Зеррик, даром, что помнил еще дедушку нынешнего короля Пейнора, живо взял на себя обязанности распорядителя, наполняя и растыкивая в протянутые руки кружки.
— Пусть дадут наши добрые и могучие Боги долгих лет жизни тому, по чьей милости мы можем собраться здесь и провести вечер в дружбе и веселии! — провозгласил музыкант.
Элия ободряюще улыбнулся мальчишке по левую руку. Тот не ответил. «Слепец, бедолага», — обожгла догадка священнослужителя. Это было заметно по бессмысленному взгляду на живом и умном лице. Слова ободрения и сочувствия застряли в горле. Да и к чему они?
Элия перевел взгляд на безмолвствующего горца, но Зеррик уже налил по второй. Потом, не обращая внимания на такие мелочи, как передых, — по третьей.
«Куда ты гонишь? — хотел сказать Элия. — В Нижний Мир не терпится?»
Но вместо слов у него вышло лишь невнятное мычание. А потом стены комнаты и лица, окружающие его завертелись в веселом хороводе, любимом танце полесовиков-корчевщиков. Он успел заметить костлявые руки музыканта, снова протянутые к бочонку, влажно поблескивающие крепкие зубы горца, вцепившиеся в хвост уклейки, и пухлые руки Барабульки, обвившие шею Тучегонителя. А потом наступило беспамятство.
Очнулся Элия внезапно, как от удара хлыста. Веселые желтые солнечные зайчики на дощатой стене подсказали — рассвело уже давно. Жрец ощутил во рту следы ночевки табуна диких коней. Причем животные не убрались восвояси с пробуждением, а просто переместились в виски, где затеяли веселые скачки. Он попробовал воззвать к милости Богов, конюшенные сравнения продолжались — место языка во рту занял копытный рашпиль.

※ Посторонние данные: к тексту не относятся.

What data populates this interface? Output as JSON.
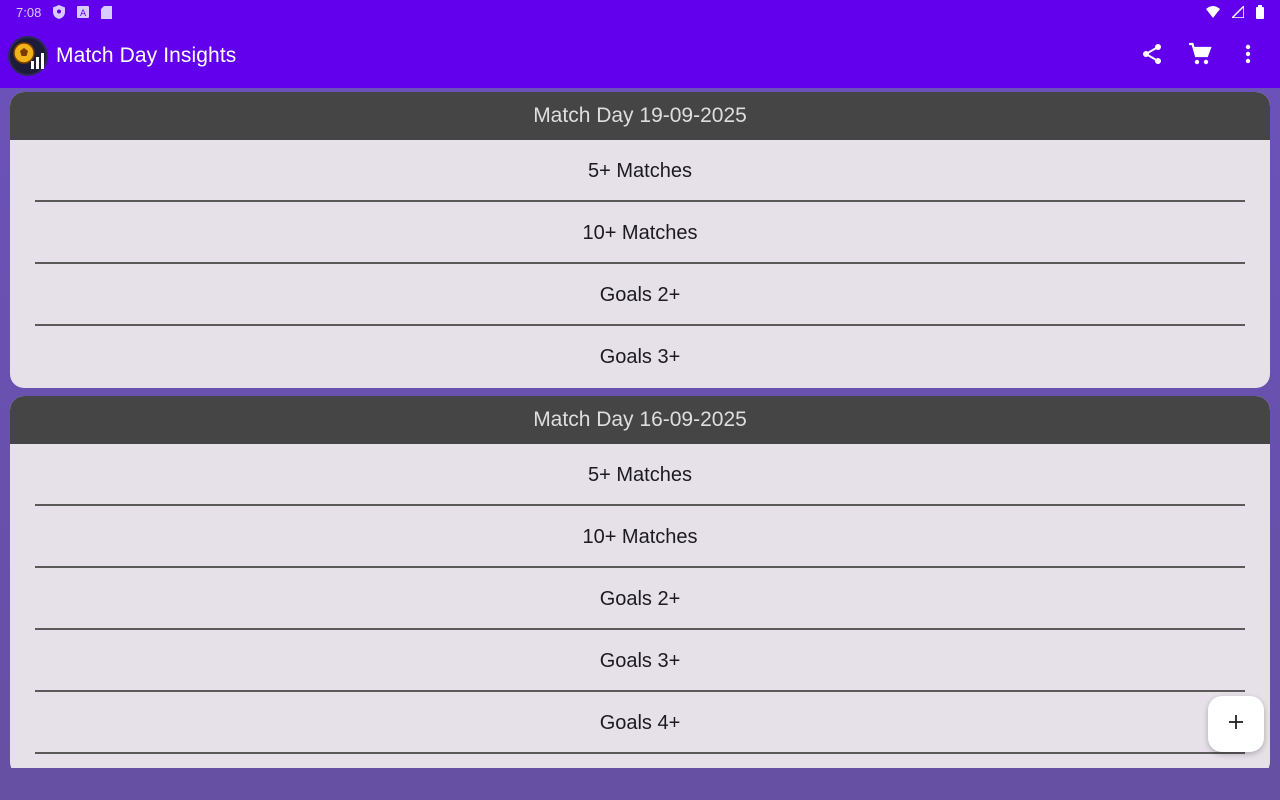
{
  "statusbar": {
    "time": "7:08",
    "icons_left": [
      "shield-icon",
      "translate-icon",
      "sd-card-icon"
    ],
    "icons_right": [
      "wifi-icon",
      "signal-icon",
      "battery-icon"
    ]
  },
  "appbar": {
    "title": "Match Day Insights",
    "actions": [
      "share-icon",
      "cart-icon",
      "more-vert-icon"
    ]
  },
  "cards": [
    {
      "header": "Match Day 19-09-2025",
      "items": [
        "5+ Matches",
        "10+ Matches",
        "Goals 2+",
        "Goals 3+"
      ]
    },
    {
      "header": "Match Day 16-09-2025",
      "items": [
        "5+ Matches",
        "10+ Matches",
        "Goals 2+",
        "Goals 3+",
        "Goals 4+"
      ]
    }
  ],
  "fab": {
    "icon": "add-icon"
  },
  "colors": {
    "appbar": "#6200ee",
    "background": "#6650a4",
    "card": "#e6e0e9",
    "card_header": "#454545"
  }
}
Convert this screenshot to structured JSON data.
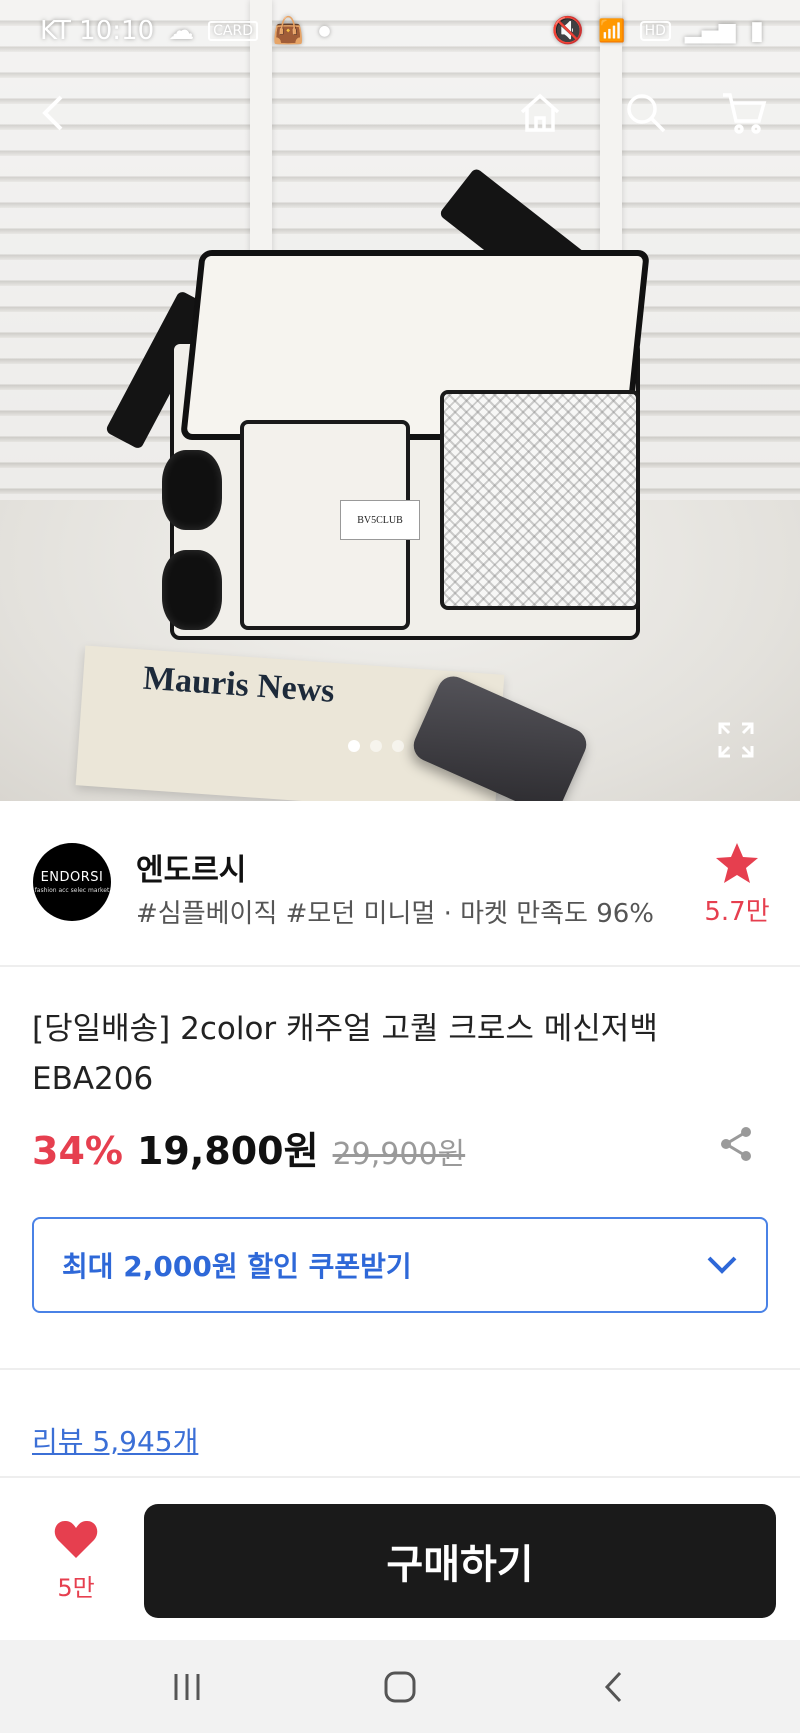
{
  "status_bar": {
    "carrier_time": "KT 10:10",
    "network_badge": "HD"
  },
  "hero": {
    "bag_label": "BV5CLUB",
    "newspaper_title": "Mauris News",
    "carousel": {
      "total": 3,
      "active_index": 0
    }
  },
  "seller": {
    "logo_text": "ENDORSI",
    "logo_subtext": "fashion acc selec market",
    "name": "엔도르시",
    "tags": "#심플베이직 #모던 미니멀 · 마켓 만족도 96%",
    "favorite_count": "5.7만"
  },
  "product": {
    "title": "[당일배송] 2color 캐주얼 고퀄 크로스 메신저백 EBA206",
    "discount": "34%",
    "price": "19,800원",
    "original_price": "29,900원"
  },
  "coupon": {
    "label": "최대 2,000원 할인 쿠폰받기"
  },
  "review": {
    "label": "리뷰 5,945개"
  },
  "action_bar": {
    "like_count": "5만",
    "buy_label": "구매하기"
  },
  "colors": {
    "accent_red": "#e63f4f",
    "accent_blue": "#2e68d8",
    "buy_button": "#1a1a1a"
  }
}
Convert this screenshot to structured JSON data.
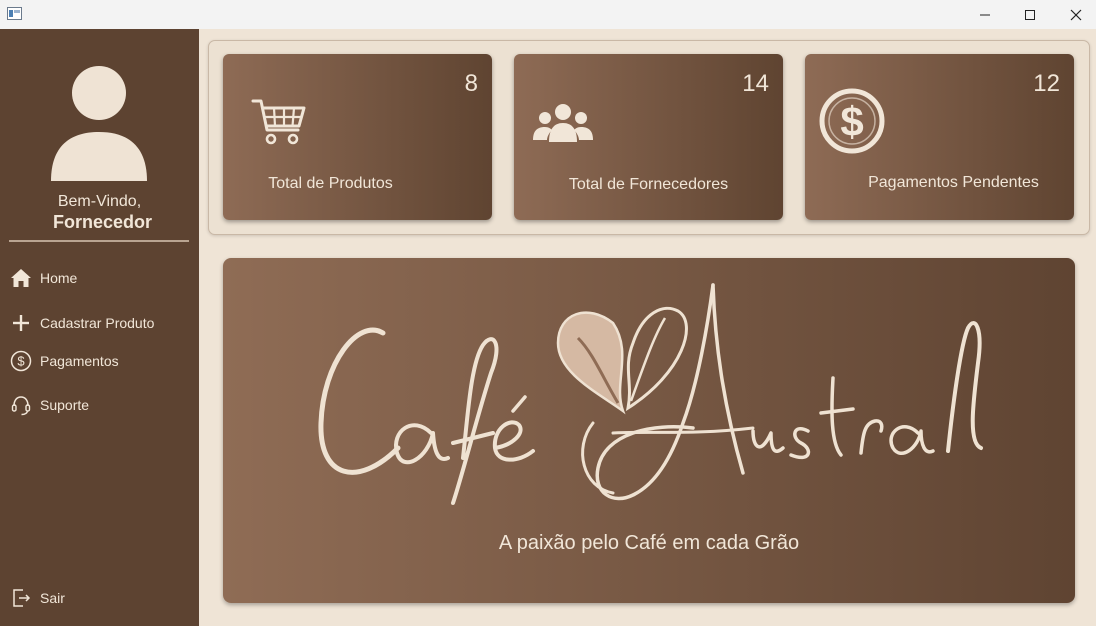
{
  "window": {
    "minimize_icon": "minimize-icon",
    "maximize_icon": "maximize-icon",
    "close_icon": "close-icon"
  },
  "sidebar": {
    "welcome": "Bem-Vindo,",
    "username": "Fornecedor",
    "items": [
      {
        "label": "Home",
        "icon": "home-icon"
      },
      {
        "label": "Cadastrar Produto",
        "icon": "plus-icon"
      },
      {
        "label": "Pagamentos",
        "icon": "dollar-circle-icon"
      },
      {
        "label": "Suporte",
        "icon": "headset-icon"
      }
    ],
    "logout": {
      "label": "Sair",
      "icon": "logout-icon"
    }
  },
  "cards": [
    {
      "count": "8",
      "label": "Total de Produtos",
      "icon": "cart-icon"
    },
    {
      "count": "14",
      "label": "Total de Fornecedores",
      "icon": "users-icon"
    },
    {
      "count": "12",
      "label": "Pagamentos Pendentes",
      "icon": "dollar-circle-icon"
    }
  ],
  "banner": {
    "logo_text": "Café Austral",
    "tagline": "A paixão pelo Café em cada Grão"
  },
  "colors": {
    "sidebar": "#5d4331",
    "background": "#efe4d6",
    "card_gradient_start": "#8e6b55",
    "card_gradient_end": "#5f4431",
    "text_light": "#f1e6d8"
  }
}
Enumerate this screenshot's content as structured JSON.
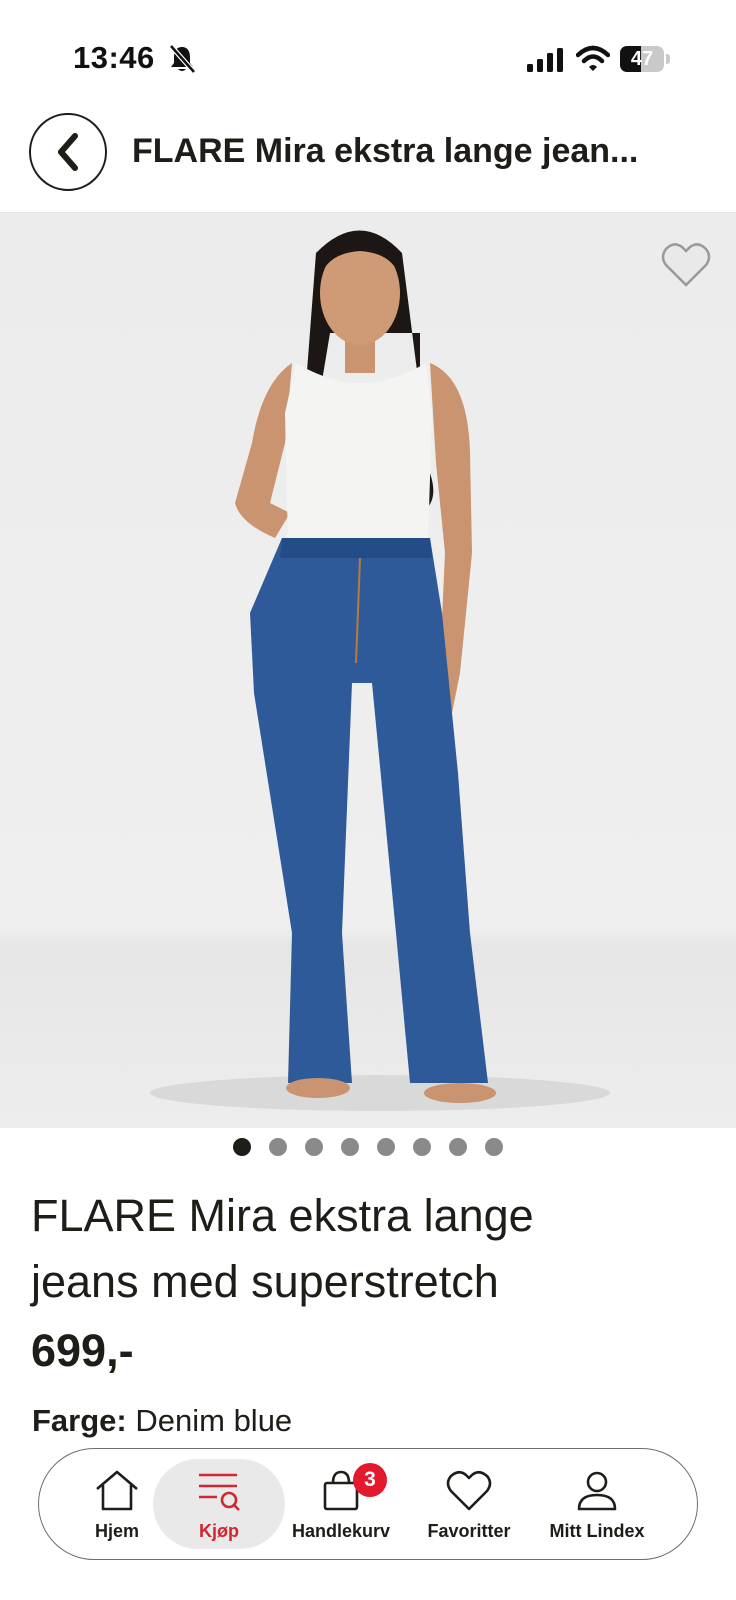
{
  "status_bar": {
    "time": "13:46",
    "battery": "47",
    "battery_level": 0.47
  },
  "header": {
    "title": "FLARE Mira ekstra lange jean..."
  },
  "carousel": {
    "total": 8,
    "active_index": 0
  },
  "product": {
    "name": "FLARE Mira ekstra lange jeans med superstretch",
    "price": "699,-",
    "color_label": "Farge:",
    "color_value": "Denim blue"
  },
  "tab_bar": {
    "items": [
      {
        "label": "Hjem",
        "icon": "home-icon"
      },
      {
        "label": "Kjøp",
        "icon": "shop-search-icon",
        "active": true
      },
      {
        "label": "Handlekurv",
        "icon": "shopping-bag-icon",
        "badge": "3"
      },
      {
        "label": "Favoritter",
        "icon": "heart-icon"
      },
      {
        "label": "Mitt Lindex",
        "icon": "user-icon"
      }
    ]
  },
  "colors": {
    "text": "#1f1d18",
    "accent_red": "#d12632",
    "badge_red": "#e3192e",
    "denim": "#2e5a99"
  }
}
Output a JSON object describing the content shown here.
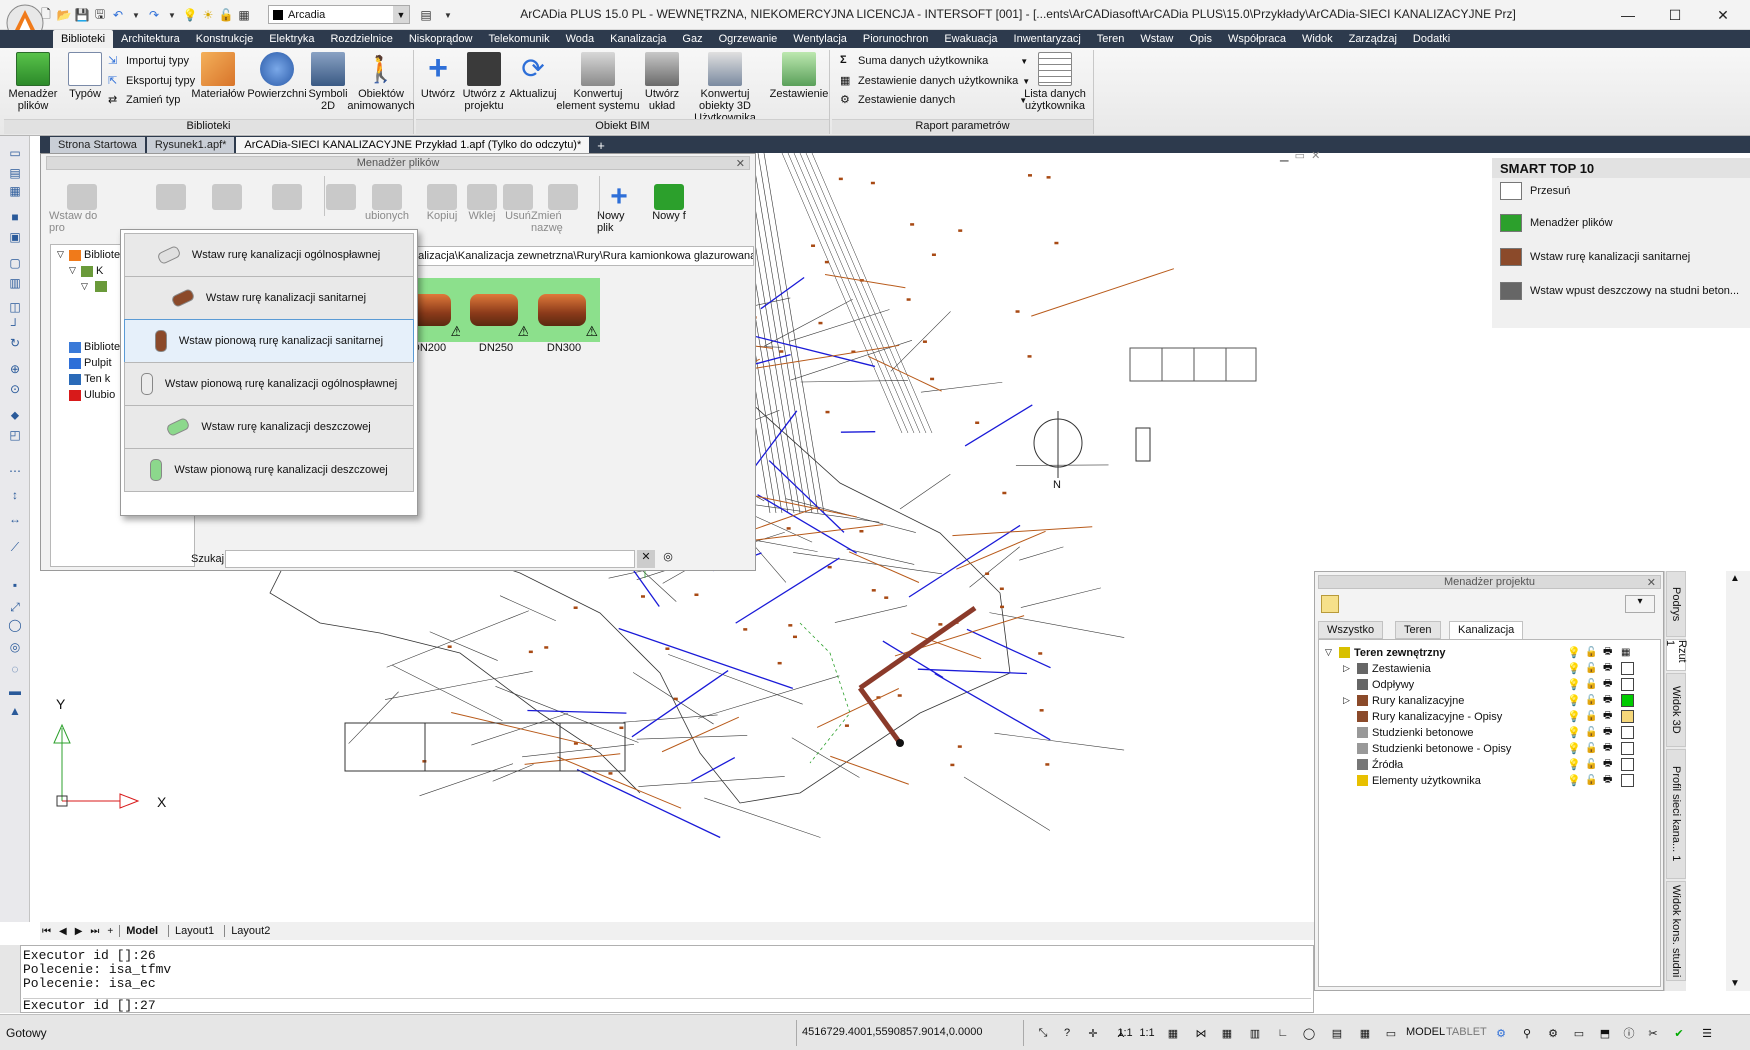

Преодолевая головокружение и тошноту, Элия перевернулся на живот и встал на четвереньки.
— Как же мне плохо, Хортал Всеблагий, — пробормотал он, не уверенный, впрочем, что правильно выговаривает слова.
— Я здесь, — донесся до его ушей спокойный уверенный в своей силе голос.
— А? Что? — жрец, забыв о бедственном состоянии своего здоровья, сел, ошалело уставившись на улыбающегося Бога.
— В чем дело? Ты думал — вчерашнее приключение плод злоупотребления соком лозы виноградной?
— Угу. Надеялся, что все примерещилось.
— Как видишь, нет.
— Жаль, жаль… Сколько я дрых? — ощупывая голову, пробормотал Элия.
— Светило, которое вы в неразумии своем зовете моей колесницей, перевалило зенит.
— Значит, нам осталось существовать всего полдня и ночь…
— И еще пятьсот лет. Самое малое, — неожиданно улыбнулся Хортал.
Странное дело, недостающие вчера зубы были целы и невредимы. Да и сам Бог выпрямлялся, светлел лицом на глазах.
— Ничего не понимаю.
— Хлебни, — мускулистая рука с ухоженными ногтями протянула жрецу кружку с остатками вина.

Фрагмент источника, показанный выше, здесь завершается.